In making decisions about virtual, hybrid and in-person learning during the Fall, Des Moines school board members talked to medical experts, some with dire warnings about in-person classes because of the number of students and limited amount of space. The U.S. Centers for Disease Control recommended remote learning while state leaders pressed for in-person classes with masks optional. The White House COVID Task Force announced Iowa was incurring “many preventable deaths” in adults for failing to stop community spread. All of these weighed on district decision-makers as the pandemic raged, with little known about the long-term impact of a COVID-19 infection in adults and children.
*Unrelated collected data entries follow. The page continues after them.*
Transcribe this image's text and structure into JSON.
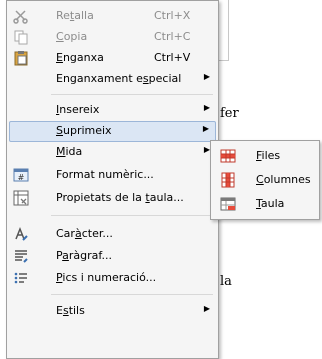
{
  "document": {
    "text_fragments": [
      "fer",
      "la"
    ]
  },
  "context_menu": {
    "items": [
      {
        "label_pre": "Re",
        "label_ul": "t",
        "label_post": "alla",
        "shortcut": "Ctrl+X",
        "icon": "scissors-icon",
        "enabled": false
      },
      {
        "label_pre": "",
        "label_ul": "C",
        "label_post": "opia",
        "shortcut": "Ctrl+C",
        "icon": "copy-icon",
        "enabled": false
      },
      {
        "label_pre": "",
        "label_ul": "E",
        "label_post": "nganxa",
        "shortcut": "Ctrl+V",
        "icon": "paste-icon",
        "enabled": true
      },
      {
        "label_pre": "Enganxament e",
        "label_ul": "s",
        "label_post": "pecial",
        "has_submenu": true
      },
      {
        "label_pre": "",
        "label_ul": "I",
        "label_post": "nsereix",
        "has_submenu": true
      },
      {
        "label_pre": "",
        "label_ul": "S",
        "label_post": "uprimeix",
        "has_submenu": true,
        "highlighted": true
      },
      {
        "label_pre": "",
        "label_ul": "M",
        "label_post": "ida",
        "has_submenu": true
      },
      {
        "label_pre": "Format numèric...",
        "label_ul": "",
        "label_post": "",
        "icon": "number-format-icon"
      },
      {
        "label_pre": "Propietats de la ",
        "label_ul": "t",
        "label_post": "aula...",
        "icon": "table-properties-icon"
      },
      {
        "label_pre": "Car",
        "label_ul": "à",
        "label_post": "cter...",
        "icon": "character-icon"
      },
      {
        "label_pre": "P",
        "label_ul": "a",
        "label_post": "ràgraf...",
        "icon": "paragraph-icon"
      },
      {
        "label_pre": "",
        "label_ul": "P",
        "label_post": "ics i numeració...",
        "icon": "bullets-numbering-icon"
      },
      {
        "label_pre": "E",
        "label_ul": "s",
        "label_post": "tils",
        "has_submenu": true
      }
    ]
  },
  "submenu": {
    "items": [
      {
        "label_ul": "F",
        "label_post": "iles",
        "icon": "delete-rows-icon"
      },
      {
        "label_ul": "C",
        "label_post": "olumnes",
        "icon": "delete-columns-icon"
      },
      {
        "label_ul": "T",
        "label_post": "aula",
        "icon": "delete-table-icon"
      }
    ]
  },
  "colors": {
    "menu_bg": "#f5f5f5",
    "highlight_bg": "#dbe6f4",
    "highlight_border": "#9cb6d8",
    "disabled_text": "#8c8c8c",
    "icon_red": "#c0392b"
  }
}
Teachers and building staff delivered instruction, at first virtual only and later adding an in-person hybrid option, doing the best they could under the circumstances and feeling the weight of what they couldn’t do. We’ll never be able to count the tears, or all the smiles of encouragement given through Microsoft Teams and under COVID masks.
Parents and students navigated new virtual platforms while the world shifted under their feet personally and professionally. Many families also dealt with illness, the hospitalization of a loved one and even death in the family because of COVID-19.
Nurses served as information sources and guardians. Operations staff took care to create safe places to learn.
Through it all, our communications team worked to maintain a link to the community, creating hundreds of e-newsletters and web pages to share news and information of an ever-changing situation. They documented this entire time, too, making and sharing thousands of photographs (see below), some of which are iconic remembrances of this unique moment in history, a very local reflection of a global event.
Leaders will always wonder if they’ve made the right decisions to save the most lives with the least amount of harm. And in recent weeks, there have been plenty of Monday morning quarterbacks when it comes to COVID-19. But as one school leader noted early on in the pandemic: “We will never know if we overreacted, but everyone will know if we didn’t do enough.”
One year … those 525,600 minutes were the most revealing of our core beliefs and humanity. We found out that a “school district” isn’t a bunch of buildings, it’s all of us. Every person who worked from home, taught students from home, wore a mask and took additional risk to their families to serve others in a building, worried about their co-workers and students, handed out a meal, wiped down a desk, drove a bus, or simply said, “How are you doing?” or “How can I help?”
We’re arriving at this anniversary with good news. Our partners at MercyOne went to work almost immediately when school staff were eligible for the COVID vaccine and efficiently provided any staff member who needed a vaccine with at least one dose of the Pfizer vaccine along with a return appointment. Many have had both shots and are on their way to being fully vaccinated. A light at the end of the pandemic tunnel is shining brighter.
We built this airplane as we were flying it during the past year. It wasn’t always pretty … but most of life was messy. It’s badge of honor to have made it this far, under these circumstances, and we will continue to rise every morning to meet the challenges ahead.